The GOP ACA Replacement Plan: How Gullible is John Roberts?

     Taking Points Memo provided a list of 20 times the GOP has promised to replace Obamacare

     http://talkingpointsmemo.com/dc/gop-obamacare-alternative-promises

     This is done for the benefit for Chief Justice John Roberts-and possibly also for Justice Anthony Kennedy-to assure them that if the kill the federal government exchanges they will come up with a f'ix'-even though that's not at all high on their priorities list. but they need to convince Roberts that it is so he can gut the exchanges. 

     Maybe he should consider recent history in trying to judge their sincerity: remember when he and his court gutted Clause 4 of the Voting Rights Act? The Court seemed to think that the GOP
Congress was going to get right on 'updating it' but it looks now like their plan is just to leave it stricken with no counter plan. 


     Then we have the fact that even when conservatives meet amongst themselves about conservative alternatives to Obamacare they decide that what ever a conservative health care plan has as an objective, it isn't universal care or even that as many people as possible have healthcare. 

     None of the potential 2016 Republican presidential candidates has thought more about the Affordable Care Act than Jindal, and none of the others has come up with a plan as detailed as his. Jindal's key provision is to eliminate the tax break for employer-provided health coverage and instead offer a deduction with which people could buy insurance in the individual market.
    "The great flaw in Jindal's plan is that it would cause millions of people to lose their coverage. Deductions are more valuable to those in high tax brackets, and they wouldn't provide much help for the lower-income people whom Obamacare allowed to enroll in Medicaid. Many of the people now covered under Obamacare's exchanges would also lose their coverage. And some of those now covered by their employers would find their plans threatened as younger and healthier employees used the new deduction to leave those plans for the individual market."
     "In a new op-ed, Jindal suggests that his plan has some advantages over other Republican alternatives. His target, though he doesn't name it, is a proposal outlined last year by Sens. Richard Burr, Tom Coburn, and Orrin Hatch.

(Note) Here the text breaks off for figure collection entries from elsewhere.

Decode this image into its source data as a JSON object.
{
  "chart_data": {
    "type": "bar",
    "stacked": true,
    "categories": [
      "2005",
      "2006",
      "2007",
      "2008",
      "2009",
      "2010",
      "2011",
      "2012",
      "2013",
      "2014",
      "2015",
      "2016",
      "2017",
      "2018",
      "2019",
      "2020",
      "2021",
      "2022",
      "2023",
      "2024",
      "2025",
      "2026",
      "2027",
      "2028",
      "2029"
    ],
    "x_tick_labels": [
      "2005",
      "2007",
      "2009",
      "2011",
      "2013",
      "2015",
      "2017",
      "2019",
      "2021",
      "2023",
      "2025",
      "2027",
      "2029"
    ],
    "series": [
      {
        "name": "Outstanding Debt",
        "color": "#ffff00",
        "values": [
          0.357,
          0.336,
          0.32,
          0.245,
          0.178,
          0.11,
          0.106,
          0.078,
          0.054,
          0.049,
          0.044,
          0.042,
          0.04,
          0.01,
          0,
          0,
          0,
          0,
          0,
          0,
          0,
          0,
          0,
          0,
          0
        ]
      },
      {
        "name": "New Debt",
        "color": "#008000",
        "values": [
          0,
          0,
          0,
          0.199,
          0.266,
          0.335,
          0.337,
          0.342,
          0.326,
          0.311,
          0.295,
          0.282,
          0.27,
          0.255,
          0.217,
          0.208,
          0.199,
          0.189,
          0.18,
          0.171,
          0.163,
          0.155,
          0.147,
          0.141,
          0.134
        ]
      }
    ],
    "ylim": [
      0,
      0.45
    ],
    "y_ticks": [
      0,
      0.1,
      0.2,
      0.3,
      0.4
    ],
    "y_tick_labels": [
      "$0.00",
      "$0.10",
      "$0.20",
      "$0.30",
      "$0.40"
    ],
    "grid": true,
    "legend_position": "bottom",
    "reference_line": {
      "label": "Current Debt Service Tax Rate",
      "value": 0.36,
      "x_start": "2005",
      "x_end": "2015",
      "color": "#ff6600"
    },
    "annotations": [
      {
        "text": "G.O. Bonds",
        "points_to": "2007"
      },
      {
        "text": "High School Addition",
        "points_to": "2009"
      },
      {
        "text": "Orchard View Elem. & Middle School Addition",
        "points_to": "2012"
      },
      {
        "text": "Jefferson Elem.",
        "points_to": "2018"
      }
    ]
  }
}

That proposal would enable many more people to get coverage than Jindal's plan would, because it would offer tax credits instead of deductions. And it would leave most people in employer-provided coverage safe because people could use the credit to buy individual coverage only if they didn't have access to an employer plan."
   "Jindal identifies two defects in the higher-coverage plan, which he calls "Obamacare Lite." It would be more costly than his proposal. The way he puts it is that it would repeal only some of Obamacare's taxes instead of all of them. And it would discourage work. The credits shrink with income, so people wouldn't reap the full rewards for working longer or getting raises."

Read more here: http://www.fresnobee.com/2015/02/04/4363169/ramesh-ponnuru-bobby-jindal-shows.html#storylink=cpy

   http://www.fresnobee.com/2015/02/04/4363169/ramesh-ponnuru-bobby-jindal-shows.html

   The GOP can't even agree among itself on what an alternative is but the goal is not or more people to have coverage. The GOP healthcare alternative is basically a myth up there with the GOP immigration reform alternative or the or the fix to the Voting Rights Act: at the end of the day their alternative to ACA is the 2008 status quo-the Bush status quo. No wonder their leading candidate is another Bush.